Online audience growth: not a solution to newspapers’ problems?


There’s an interesting look at the problems of newspapers online by Robert Ivan at Seeking Alpha, focusing on the New York Times. I don’t know about the assumptions – I’ve seen the cost of the NYT’s newsgathering put at $200m – and I’ve simplified it a little, but here it is:

Despite the highest readership of any newspaper in the United States, the New York Times only generated $330 million in online advertising in 2007. Total operating costs for that same year totaled $2.9 billion.

It is widely reported that total newspaper operating costs would be reduced by 35% if newspapers eliminated their print product [is that assumption really right?]. Using the NYT example … costs could be reduced to $1.9 billion.

Online advertising in general is growing approximately 12% year over year.
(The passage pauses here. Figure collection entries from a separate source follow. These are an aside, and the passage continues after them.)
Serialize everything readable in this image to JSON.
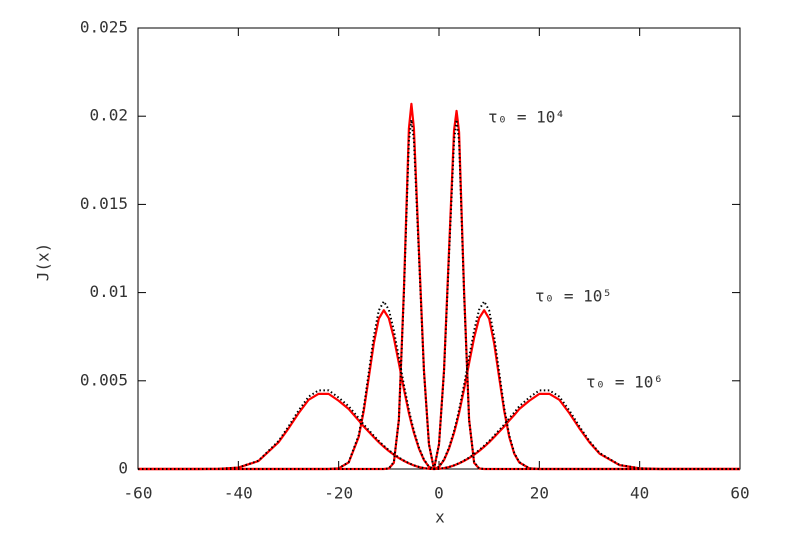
{
  "chart_data": {
    "type": "line",
    "xlabel": "x",
    "ylabel": "J(x)",
    "x": [
      -60,
      -56,
      -52,
      -48,
      -44,
      -40,
      -36,
      -32,
      -30,
      -28,
      -26,
      -24,
      -22,
      -20,
      -18,
      -16,
      -15,
      -14,
      -13,
      -12,
      -11,
      -10,
      -9,
      -8,
      -7,
      -6,
      -5.5,
      -5,
      -4,
      -3,
      -2,
      -1,
      0,
      1,
      2,
      3,
      3.5,
      4,
      5,
      6,
      7,
      8,
      9,
      10,
      11,
      12,
      13,
      14,
      15,
      16,
      18,
      20,
      22,
      24,
      26,
      28,
      30,
      32,
      36,
      40,
      44,
      48,
      52,
      56,
      60
    ],
    "series": [
      {
        "color": "#ff0000",
        "line_style": "solid",
        "values": [
          0,
          0,
          0,
          0,
          0,
          0,
          0,
          0,
          0,
          0,
          0,
          0,
          0,
          0,
          0,
          0,
          0,
          0,
          0,
          0,
          0,
          3e-05,
          0.00035,
          0.0028,
          0.0101,
          0.0193,
          0.0207,
          0.0193,
          0.0124,
          0.0056,
          0.0014,
          0,
          0.0014,
          0.0056,
          0.0124,
          0.0192,
          0.0203,
          0.0191,
          0.0101,
          0.0028,
          0.00035,
          3e-05,
          0,
          0,
          0,
          0,
          0,
          0,
          0,
          0,
          0,
          0,
          0,
          0,
          0,
          0,
          0,
          0,
          0,
          0,
          0,
          0,
          0,
          0,
          0
        ]
      },
      {
        "color": "#ff0000",
        "line_style": "solid",
        "values": [
          0,
          0,
          0,
          0,
          0,
          0,
          0,
          0,
          0,
          0,
          0,
          0,
          0,
          4e-05,
          0.00037,
          0.00182,
          0.00329,
          0.00518,
          0.00711,
          0.00852,
          0.009,
          0.00855,
          0.00744,
          0.006,
          0.00453,
          0.00317,
          0.00259,
          0.00205,
          0.00116,
          0.00051,
          0.00012,
          0,
          0.00012,
          0.00051,
          0.00116,
          0.00205,
          0.00259,
          0.00317,
          0.00453,
          0.006,
          0.00744,
          0.00855,
          0.009,
          0.00852,
          0.00711,
          0.00518,
          0.00329,
          0.00182,
          0.00087,
          0.00037,
          4e-05,
          0,
          0,
          0,
          0,
          0,
          0,
          0,
          0,
          0,
          0,
          0,
          0,
          0,
          0
        ]
      },
      {
        "color": "#ff0000",
        "line_style": "solid",
        "values": [
          0,
          0,
          0,
          0,
          1e-05,
          8e-05,
          0.00045,
          0.00151,
          0.0023,
          0.00316,
          0.00392,
          0.00426,
          0.00426,
          0.00387,
          0.0034,
          0.00275,
          0.00241,
          0.00211,
          0.00181,
          0.00152,
          0.00126,
          0.00102,
          0.00081,
          0.00062,
          0.00046,
          0.00032,
          0.00026,
          0.0002,
          0.00011,
          5e-05,
          1e-05,
          0,
          1e-05,
          5e-05,
          0.00011,
          0.0002,
          0.00026,
          0.00032,
          0.00046,
          0.00062,
          0.00081,
          0.00102,
          0.00126,
          0.00152,
          0.00181,
          0.00211,
          0.00241,
          0.00275,
          0.00306,
          0.0034,
          0.00387,
          0.00426,
          0.00426,
          0.00392,
          0.00316,
          0.0023,
          0.00151,
          0.00087,
          0.00022,
          4e-05,
          0,
          0,
          0,
          0,
          0
        ]
      },
      {
        "color": "#000000",
        "line_style": "dotted",
        "values": [
          0,
          0,
          0,
          0,
          0,
          0,
          0,
          0,
          0,
          0,
          0,
          0,
          0,
          0,
          0,
          0,
          0,
          0,
          0,
          0,
          0,
          3e-05,
          0.0004,
          0.00277,
          0.0099,
          0.01861,
          0.0198,
          0.01861,
          0.0121,
          0.00552,
          0.00139,
          0,
          0.00139,
          0.00552,
          0.0121,
          0.01861,
          0.0198,
          0.01861,
          0.0099,
          0.00277,
          0.0004,
          3e-05,
          0,
          0,
          0,
          0,
          0,
          0,
          0,
          0,
          0,
          0,
          0,
          0,
          0,
          0,
          0,
          0,
          0,
          0,
          0,
          0,
          0,
          0,
          0
        ]
      },
      {
        "color": "#000000",
        "line_style": "dotted",
        "values": [
          0,
          0,
          0,
          0,
          0,
          0,
          0,
          0,
          0,
          0,
          0,
          0,
          0,
          4e-05,
          0.00039,
          0.00192,
          0.00347,
          0.00547,
          0.00751,
          0.00899,
          0.0095,
          0.00903,
          0.00785,
          0.00633,
          0.00478,
          0.00335,
          0.00273,
          0.00216,
          0.00122,
          0.00054,
          0.00013,
          0,
          0.00013,
          0.00054,
          0.00122,
          0.00216,
          0.00273,
          0.00335,
          0.00478,
          0.00633,
          0.00785,
          0.00903,
          0.0095,
          0.00899,
          0.00751,
          0.00547,
          0.00347,
          0.00192,
          0.00092,
          0.00039,
          4e-05,
          0,
          0,
          0,
          0,
          0,
          0,
          0,
          0,
          0,
          0,
          0,
          0,
          0,
          0
        ]
      },
      {
        "color": "#000000",
        "line_style": "dotted",
        "values": [
          0,
          0,
          0,
          0,
          1e-05,
          8e-05,
          0.00047,
          0.00158,
          0.00241,
          0.00331,
          0.0041,
          0.00446,
          0.00446,
          0.00405,
          0.00356,
          0.00288,
          0.00252,
          0.00221,
          0.00189,
          0.00159,
          0.00132,
          0.00107,
          0.00085,
          0.00065,
          0.00048,
          0.00033,
          0.00027,
          0.00021,
          0.00012,
          5e-05,
          1e-05,
          0,
          1e-05,
          5e-05,
          0.00012,
          0.00021,
          0.00027,
          0.00033,
          0.00048,
          0.00065,
          0.00085,
          0.00107,
          0.00132,
          0.00159,
          0.00189,
          0.00221,
          0.00252,
          0.00288,
          0.0032,
          0.00356,
          0.00405,
          0.00446,
          0.00446,
          0.0041,
          0.00331,
          0.00241,
          0.00158,
          0.00091,
          0.00023,
          4e-05,
          0,
          0,
          0,
          0,
          0
        ]
      }
    ],
    "annotations": [
      "τ₀ = 10⁴",
      "τ₀ = 10⁵",
      "τ₀ = 10⁶"
    ],
    "xlim": [
      -60,
      60
    ],
    "xticks": [
      -60,
      -40,
      -20,
      0,
      20,
      40,
      60
    ],
    "ylim": [
      0,
      0.025
    ],
    "yticks": [
      0,
      0.005,
      0.01,
      0.015,
      0.02,
      0.025
    ],
    "grid": false
  }
}
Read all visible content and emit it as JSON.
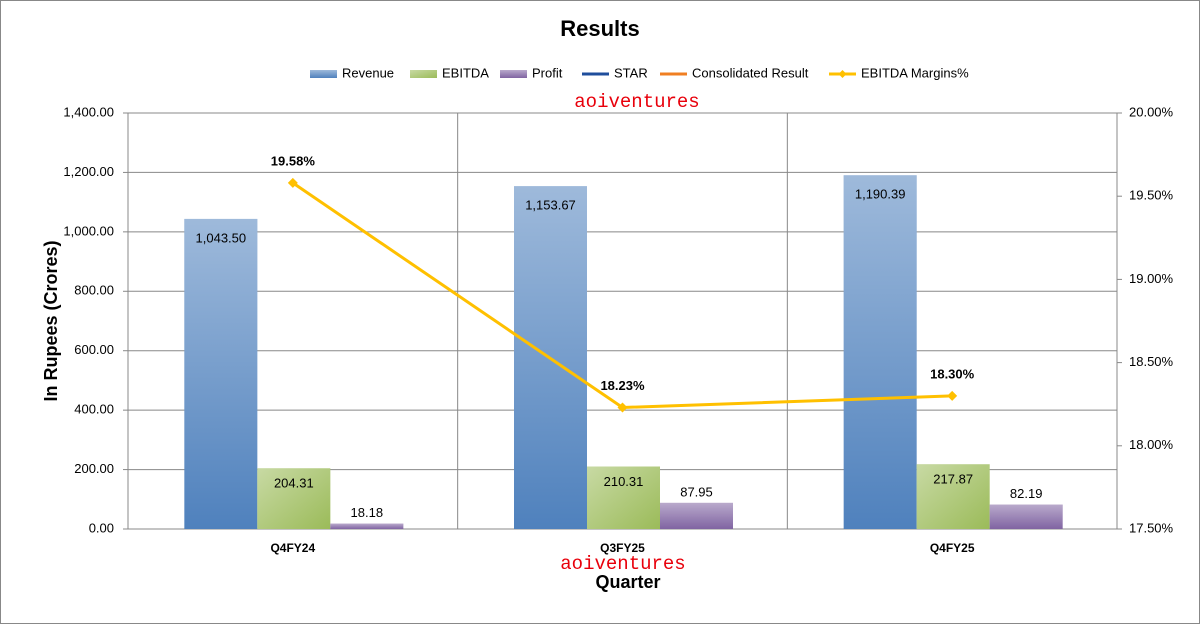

The New York Times is following this trend.

NYT online advertising revenue is projected to be ~$350 million or $29 million per month.

The NYTimes.com reaches an average 15.6 million people per month (quantcast) and newspaper websites in aggregate reached 69.8 million people (naa).

65.4% of NYTimes.com readers come from the USA.

NYTimes.com is reaching approx. 3.3% of the US population (15.6 million x 65.4%) =10 million/(305 million)

Revenue per person:

  • $29 million month/15.6 million unique monthly visitors = $1.87 per unique per month.

Each unique reader is worth $22.40 annually in online advertising revenue (a far cry from the 1 subscriber = $1,000 which is what it was before the arrival of the internet).

The gap to break-even is still a whopping $1.55 billion.

If advertising rates stay the same, The New York Times needs to raise its unique audience 5.4 times in order to break even. Here is how it breaks down:

  • 5.4 x 15.6 million uniques per month =
  • 84 million uniques per month x $1.86 per unique =
  • $158.6 million per month x 12 months =
  • $1.9 billion annual online advertising revenues = Break Even NOT YET PROFITABLE

Questions for further examination or the “Stalin Problem” (reality):

  • Is it unrealistic for NYTimes.com to grow their national audience reach much more than 3.3% considering their print audience reach is ~1million or roughly 0.3%?
  • Generating 84 million uniques per month would make NYTimes.com the number 5 website in the entire world, ahead of Wikipedia.org

Preliminary conclusions:

  • Pursuing online audience growth strategies to grow revenue may not be the best way to grow revenue
  • Absent online advertising innovations, newspapers must seek alternative revenue streams to achieve economic sustainability.

6 responses to “Online audience growth: not a solution to newspapers’ problems?”

  1. Retrenching on online growth strategies cannot be an option, even if those revenues won’t support the current set-up. Those operating costs are the key here. It’s an interesting exercise to eliminate print costs as it reminds us how much the current newspaper business is about the ‘paper’ bit ($1bn) vs the ‘news’ bit ($200m, by your calculation). But what’s the additional $1.7bn that’s not newsgathering being spent on? And how many of the NYT’s headcount of c. 12000 (can someone correct/update that figure) are actually creating content? How does the NYT’s headcount compare to, say, The Guardian?

  2. Well the NYT has an editorial headcount around 1,200 – compare it to the Telegraph with an editorial headcount currently around 500.

    And I think his percentage on abandoning print is way out…

  3. Imagine if the newspapers put an interactive letterhead around all the external emails sent by their employees and then charged companies to advertise in this letterhead.

    Companies seem to ignore the single largest online branding/advertising venue available: their own regular external emails. Why not use these emails to market the senders company?

    You have a website.
    You send emails.

    Why not multiply your sales-staff by “wrapping” the regular email in an interactive letterhead?

    No other marketing or advertising medium is as targeted as an email between people that know each other (as opposed to mass emails). These emails are always read and typically kept.

  4. Isn’t part of the problem here though the unrealistic manner in which newspaper audiences are measured online which is the basis for advertising CPMs? Imagine if print sales discounted the number of times a reader bought a newspaper and merely reduced them to the status of unique monthly buyer.

  5. Here’s Frederic Filloux on cost structure:

    In a typical operation, the biggest costs are industrial ones: around 25%-35% for paper and printing; another 30%-40% for distribution; around 18-25% for editorial; the remaining 10-15% are for administrative and marketing expenditures. It varies from country to country but we can safely assert most of the costs — at least 60% — are industrial in nature.